Dans le mythe, Penthésilée combat Achille. Ils tombent amoureux l’un de l’autre quand elle est blessée par celui‑ci. Mais leur orgueil les pousse à se provoquer de nouveau. Dans ce champ de bataille, Penthésilée tue Achille. Prise d’une rage frénétique, elle le dévore, aidée de sa meute de chiens. Dans un accès de folie, elle se suicide devant l’horreur de son acte. Une guerrière la femme de cirque ? Dévorée par sa passion, le corps de celle‑ci est effectivement en proie à tous les dangers, malmené par des limites sans cesse repoussées. Sur la piste depuis l’âge de 4 ans, Marie Molliens en sait quelque chose ! Issue de trois générations de femmes artistes, elle connaît les enjeux du spectacle, « ce qui s’offre aux regards pour susciter émotions et sentiments ». Comme la relation amoureuse, en fait !

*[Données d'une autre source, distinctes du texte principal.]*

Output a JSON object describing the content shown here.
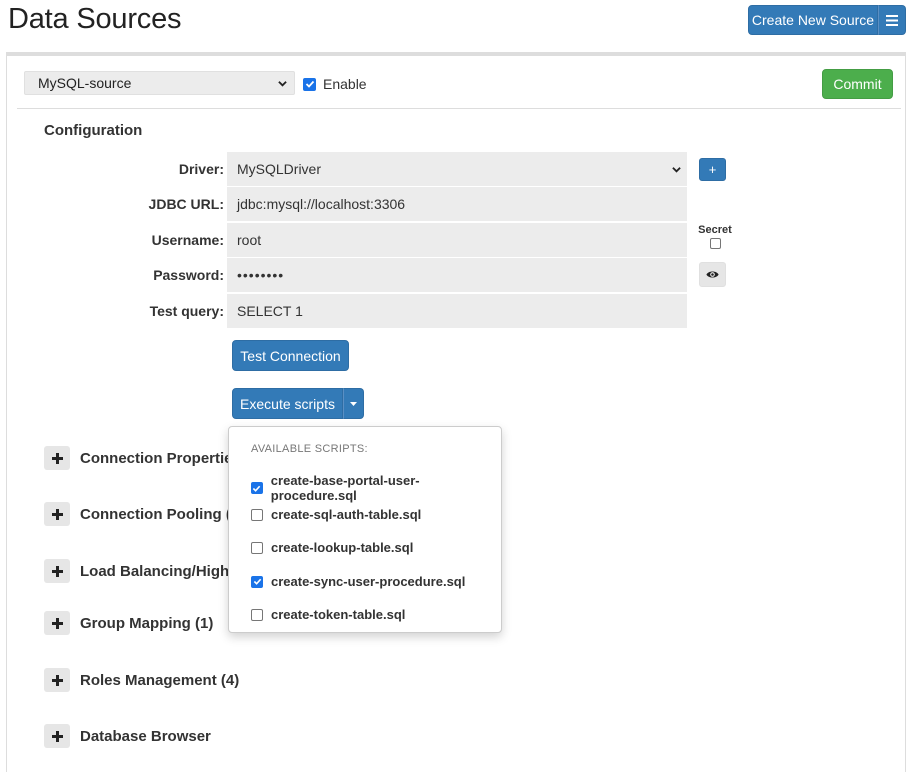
{
  "page": {
    "title": "Data Sources"
  },
  "toolbar": {
    "create_label": "Create New Source"
  },
  "source": {
    "selected": "MySQL-source",
    "enable_label": "Enable",
    "enabled": true
  },
  "commit_label": "Commit",
  "config": {
    "title": "Configuration",
    "driver": {
      "label": "Driver:",
      "value": "MySQLDriver"
    },
    "jdbc": {
      "label": "JDBC URL:",
      "value": "jdbc:mysql://localhost:3306"
    },
    "username": {
      "label": "Username:",
      "value": "root"
    },
    "password": {
      "label": "Password:",
      "value": "••••••••"
    },
    "test_query": {
      "label": "Test query:",
      "value": "SELECT 1"
    },
    "add_driver_label": "+",
    "secret_label": "Secret",
    "test_connection_label": "Test Connection",
    "execute_scripts_label": "Execute scripts"
  },
  "sections": [
    {
      "label": "Connection Properties"
    },
    {
      "label": "Connection Pooling (En"
    },
    {
      "label": "Load Balancing/High Av"
    },
    {
      "label": "Group Mapping (1)"
    },
    {
      "label": "Roles Management (4)"
    },
    {
      "label": "Database Browser"
    }
  ],
  "scripts_dropdown": {
    "header": "AVAILABLE SCRIPTS:",
    "items": [
      {
        "label": "create-base-portal-user-procedure.sql",
        "checked": true
      },
      {
        "label": "create-sql-auth-table.sql",
        "checked": false
      },
      {
        "label": "create-lookup-table.sql",
        "checked": false
      },
      {
        "label": "create-sync-user-procedure.sql",
        "checked": true
      },
      {
        "label": "create-token-table.sql",
        "checked": false
      }
    ]
  },
  "colors": {
    "primary": "#337ab7",
    "success": "#4cae4c",
    "field_bg": "#ececec",
    "checkbox": "#1a73e8"
  },
  "icons": [
    "hamburger-icon",
    "chevron-down-icon",
    "plus-icon",
    "eye-icon",
    "caret-down-icon",
    "check-icon"
  ]
}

Dans la DévORée, les femmes exhibent donc un corps à la fois sublimé et humilié, tiraillées entre la satisfaction de leurs moindres désirs et la terreur de l’abandon. Tour à tour chienne soumise et bête sauvage, elles jettent en pâture une image avilie de l’espèce humaine. Car l’homme en prend également pour son grade. Engagé dans un corps-à‑corps féroce, il n’en sort pas indemne non plus. Marie Molliens traque les renoncements plutôt que les exploits.

Instabilité tragique

Dans cette arène où pulsent tant de désirs inavouables, Marie Molliens sonde des blessures enfouies. Engagée corps et âme dans sa création, elle aime se confronter à ses obsessions. Et du même coup, entraîne le spectateur avec elle. C’est torturé mais si beau. On est tout « empailleté ». Entre l’univers cru des tableaux de Francis Bacon et la sophistication ornementale de ceux de Gustav Klimt, on en a plein les mirettes. L’esthétique est raffinée. Les éclairages somptueux. L’ombre du cinéaste David Lynch plane aussi, pour l’étrangeté et l’ambiance glamour trash. En cette veille d’Halloween, on était dans l’atmosphère avec ces drôles de créatures, le sang qui coule, la chair qui palpite !

On peut sortir de là dérangé, voir enragé. Mais Marie Molliens, cette immense danseuse des airs, sait rendre visibles d’imperceptibles mouvements de l’âme, en détecter les vibrations. Son numéro de funambule chavirée prend aux tripes, pendant que ses magnifiques lévriers afghans se partagent les restes du festin : le cœur de l’être aimé. L’absolue maîtrise de la technique est toujours au service du propos.

Bien que très théâtral, le spectacle s’appuie avant tout sur les codes du cirque. Mettant en scène un Monsieur Loyal bien peu fréquentable, Marie Molliens traduit aussi cette violence des rapports humains par des trapézistes époustouflants qui se lancent sans filet, des corps suspendus, des portés acrobatiques, un numéro déglingué de cerceaux, tandis que les musiciens les accompagnent avec des morceaux aux influx nerveux.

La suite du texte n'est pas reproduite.